爸只是,将妈当年亲手植的一棵小梨树给砍了,斫木为碑。
爸说那棵小梨树因是妈种的,妈去后,那小梨树就也枯萎了。就仿佛它也想陪着妈一起去,自己给自己选好了永远陪在妈身边,铭刻上妈名姓的命运……
还没等行礼,只是想到这里,云扶已然泪如雨下。
十年了,她这还是第一次来到这里,第一次鼓起勇气来看妈和小弟。
从前对于妈和小弟坟前的一切,她记忆里的所有都是来自“爸说”……
如今,爸爷不在了,再也没有爸给她描述妈和小弟坟前的模样。所以她一定要回来,一定要亲自来看他们。
那十年里啊,不是她不想妈和小弟,是她不敢回来,不敢面对这样已经默默躺在泥土之下的妈和小弟。
她落着泪,蹲下,将从梅州带回来的一瓶灰,也埋进那土丘里。
那是爸的……她带回来,让爸也陪伴在妈和小弟的身边。
只是可惜,那并不是爸的骨灰。
那场海难过后,爸的尸骸无存,她只能将爸留在梅州的最体己的衣物焚化了,装成一瓶灰带回来。

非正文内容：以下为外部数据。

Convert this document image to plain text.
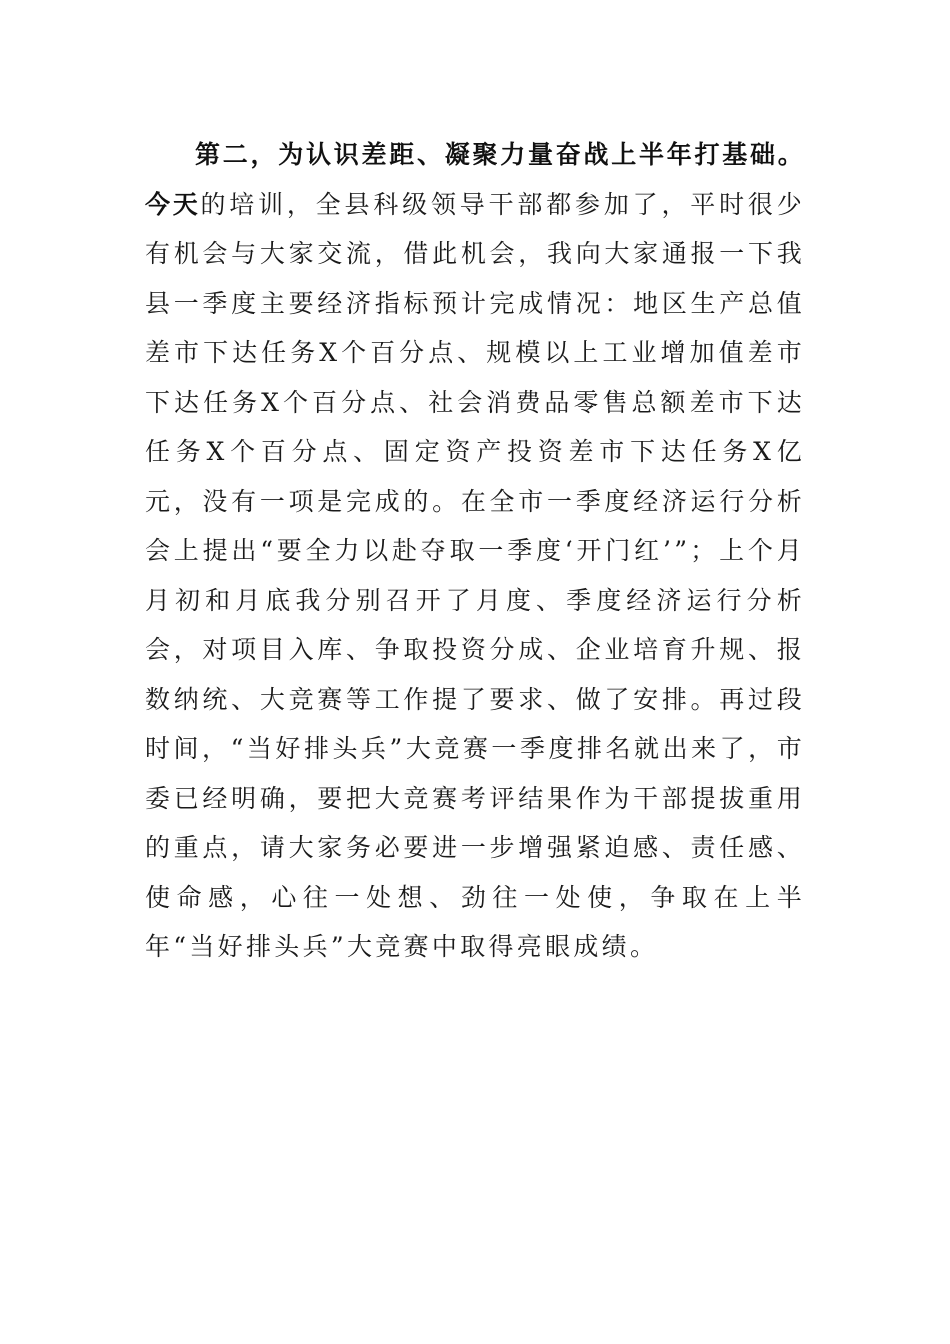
第二，为认识差距、凝聚力量奋战上半年打基础。今天的培训，全县科级领导干部都参加了，平时很少有机会与大家交流，借此机会，我向大家通报一下我县一季度主要经济指标预计完成情况：地区生产总值差市下达任务X个百分点、规模以上工业增加值差市下达任务X个百分点、社会消费品零售总额差市下达任务X个百分点、固定资产投资差市下达任务X亿元，没有一项是完成的。在全市一季度经济运行分析会上提出“要全力以赴夺取一季度‘开门红’”；上个月月初和月底我分别召开了月度、季度经济运行分析会，对项目入库、争取投资分成、企业培育升规、报数纳统、大竞赛等工作提了要求、做了安排。再过段时间，“当好排头兵”大竞赛一季度排名就出来了，市委已经明确，要把大竞赛考评结果作为干部提拔重用的重点，请大家务必要进一步增强紧迫感、责任感、使命感，心往一处想、劲往一处使，争取在上半年“当好排头兵”大竞赛中取得亮眼成绩。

她自诩胆大,可是面对死亡,面对一家人的一个个惨死,她却像极了胆小鬼,不想面对……
封百里在畔默默陪着,等云扶将那瓶灰埋好,他才上前将一个大大的包裹摆在坟前。
云扶转头瞅他。
那包袱是他们从梅州一路带过来的,原来装的都是那些用以掩人耳目的玩意儿,说是到梨树沟十五庙会上来摆摊儿的。
这会子封百里将这个包袱供在坟前,她也一时没明白他是什么意思。